Side Step Front Plank
Side Step Front Plank is a bodyweight plank variation performed from the forearms while the feet step laterally in and out. It is less about moving a load and more about keeping the torso, pelvis, and shoulders locked in one long line while the legs change position underneath you. That makes it a useful drill for trunk stiffness, hip control, and anti-rotation strength.
The exercise asks the core to resist twisting as each foot steps to the side. Your abs, obliques, glutes, and shoulder stabilizers all work to keep the hips from sagging or rocking while the lower body creates the movement. The wider the step, the more the adductors and outer hips have to help you manage the shift in support.
The forearm setup matters because it gives you a stable base to push the floor away from. Elbows should sit under the shoulders, forearms should stay parallel or lightly angled inward, and the body should look like a rigid plank before the first step starts. If the rib cage flares or the low back arches, the movement turns into a back-extension drill instead of a controlled plank.
On each repetition, step one foot out to the side without letting the hips drift, then bring it back under control before stepping the other foot. The motion should stay smooth and quiet, with the pelvis level and the shoulders square to the floor. Breathe behind a steady brace instead of holding your breath through the whole set.
This variation fits well in core-focused sessions, warmups, or accessory work when you want more than a static plank but still need a strict, low-impact exercise. It is also a good option for teaching control before progressing to more advanced crawling, plank reach, or sliding plank drills.
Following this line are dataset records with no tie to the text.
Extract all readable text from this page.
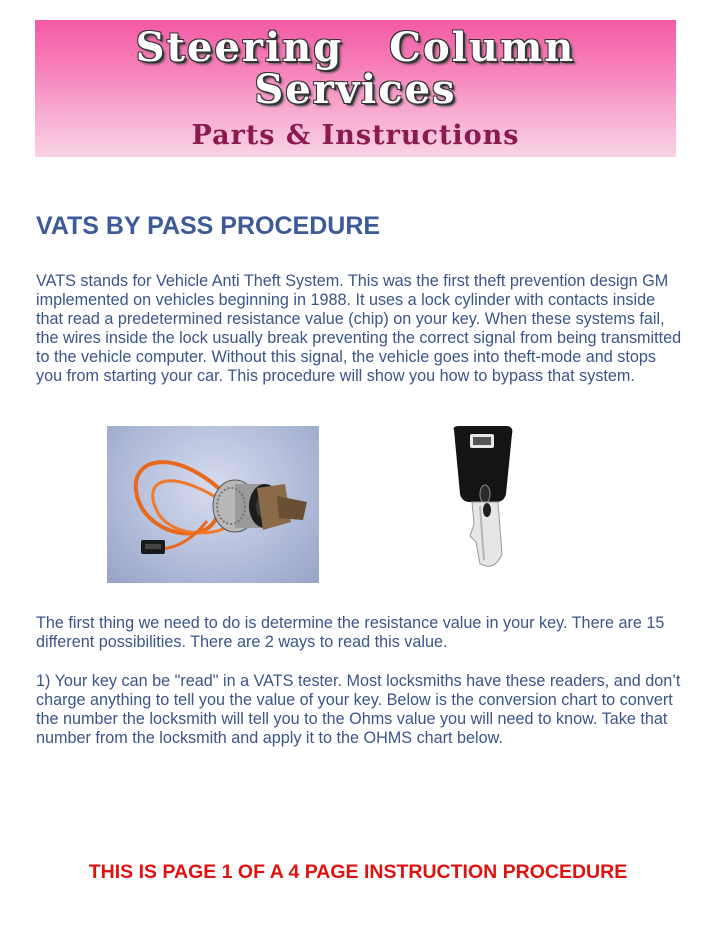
Steering Column
Services
Parts & Instructions
VATS BY PASS PROCEDURE

VATS stands for Vehicle Anti Theft System. This was the first theft prevention design GM implemented on vehicles beginning in 1988. It uses a lock cylinder with contacts inside that read a predetermined resistance value (chip) on your key. When these systems fail, the wires inside the lock usually break preventing the correct signal from being transmitted to the vehicle computer. Without this signal, the vehicle goes into theft-mode and stops you from starting your car. This procedure will show you how to bypass that system.

The first thing we need to do is determine the resistance value in your key. There are 15 different possibilities. There are 2 ways to read this value.

1) Your key can be "read" in a VATS tester. Most locksmiths have these readers, and don’t charge anything to tell you the value of your key. Below is the conversion chart to convert the number the locksmith will tell you to the Ohms value you will need to know. Take that number from the locksmith and apply it to the OHMS chart below.

THIS IS PAGE 1 OF A 4 PAGE INSTRUCTION PROCEDURE
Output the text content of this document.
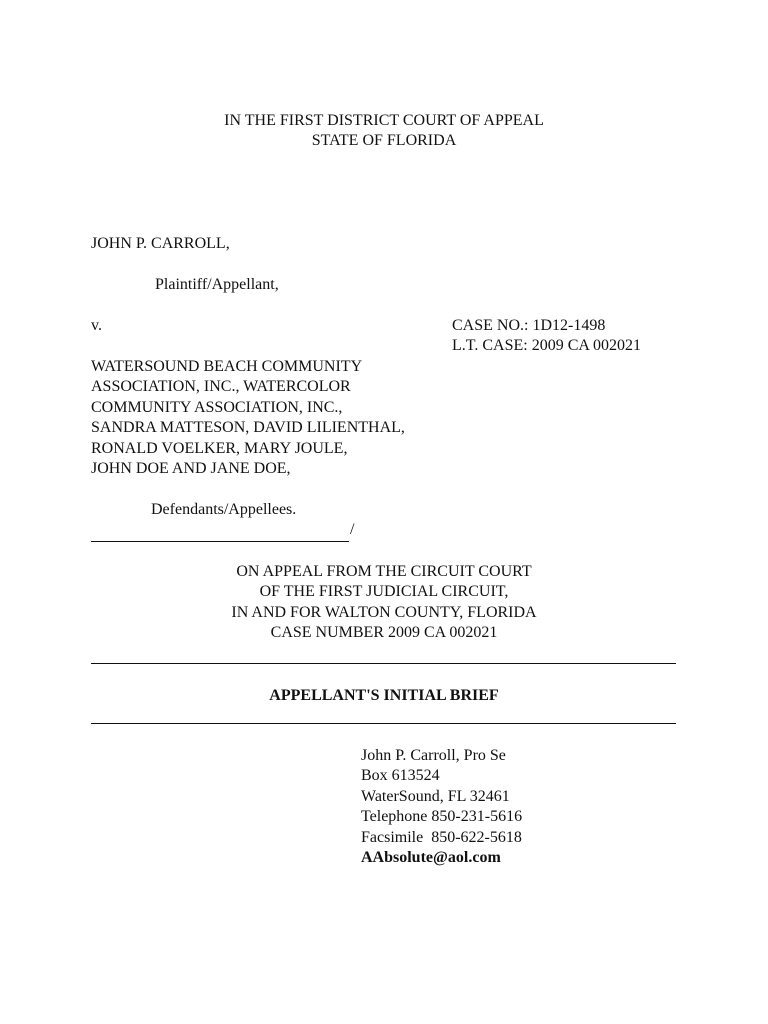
IN THE FIRST DISTRICT COURT OF APPEAL
STATE OF FLORIDA
JOHN P. CARROLL,
Plaintiff/Appellant,
v.	CASE NO.: 1D12-1498
L.T. CASE: 2009 CA 002021
WATERSOUND BEACH COMMUNITY
ASSOCIATION, INC., WATERCOLOR
COMMUNITY ASSOCIATION, INC.,
SANDRA MATTESON, DAVID LILIENTHAL,
RONALD VOELKER, MARY JOULE,
JOHN DOE AND JANE DOE,
Defendants/Appellees.
/
ON APPEAL FROM THE CIRCUIT COURT
OF THE FIRST JUDICIAL CIRCUIT,
IN AND FOR WALTON COUNTY, FLORIDA
CASE NUMBER 2009 CA 002021
APPELLANT'S INITIAL BRIEF
John P. Carroll, Pro Se
Box 613524
WaterSound, FL 32461
Telephone 850-231-5616
Facsimile  850-622-5618
AAbsolute@aol.com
Keep the steps short enough that you can preserve alignment from the first rep to the last.
Instructions
- Place your forearms on the floor with your elbows under your shoulders and your feet together behind you.
- Lift into a forearm plank so your head, ribs, pelvis, and heels form one straight line.
- Brace your abs and squeeze your glutes to stop your low back from sagging.
- Step one foot out to the side a short distance while keeping your hips level.
- Bring that foot back under your hips without letting your torso sway.
- Repeat the same side step with the other foot, keeping the shoulders square to the floor.
- Keep alternating side steps for the planned reps or time.
- Breathe out as each foot steps out and keep the brace as the foot returns.
Tips & Tricks
- Keep the forearms planted directly under the shoulders so the plank stays stacked and stable.
- Take short side steps; if the feet travel too far, the hips usually start rocking.
- Press the floor away through the forearms to keep the upper back active instead of collapsing into the shoulders.
- Think about zipping the ribs down toward the pelvis so the low back does not arch.
- Squeeze the glutes hard before each step to keep the pelvis from rotating.
- Move the feet quietly; loud or scraping steps usually mean you are losing control.
- If the set becomes shaky, narrow the step width before you stop the exercise entirely.
- Keep your neck long and look at the floor just ahead of your hands to avoid craning the head.
Frequently Asked Questions
What does the Side Step Front Plank train?
It trains the core, glutes, shoulder stabilizers, and hip control while you keep a rigid forearm plank.
Do my elbows stay under my shoulders in this plank?
Yes. Stack the elbows under the shoulders so the forearm base stays strong while the feet step side to side.
Should my hips move when each foot steps out?
They should stay as level as possible. A small shift is normal, but obvious rocking means the step is too wide or the brace is too loose.
What is the biggest mistake in the side step front plank?
Letting the low back sag or the pelvis twist as the legs move. The plank should stay rigid while the feet do the work.
Is this exercise good for beginners?
Yes, if the steps are short and the hold is brief. Beginners can use small side steps and focus on keeping the torso steady.
What should I feel working in the forearm plank version?
You should feel the abs, obliques, glutes, and shoulders working to resist movement while the feet step laterally.
Can I make the side steps bigger for more challenge?
Yes, but only if the pelvis stays level and the shoulders remain square. Bigger steps are harder because the trunk has to resist more sway.
What is a good way to progress this plank drill?
Use longer sets, slower foot placement, or slightly wider steps while keeping the same forearm plank position and body line.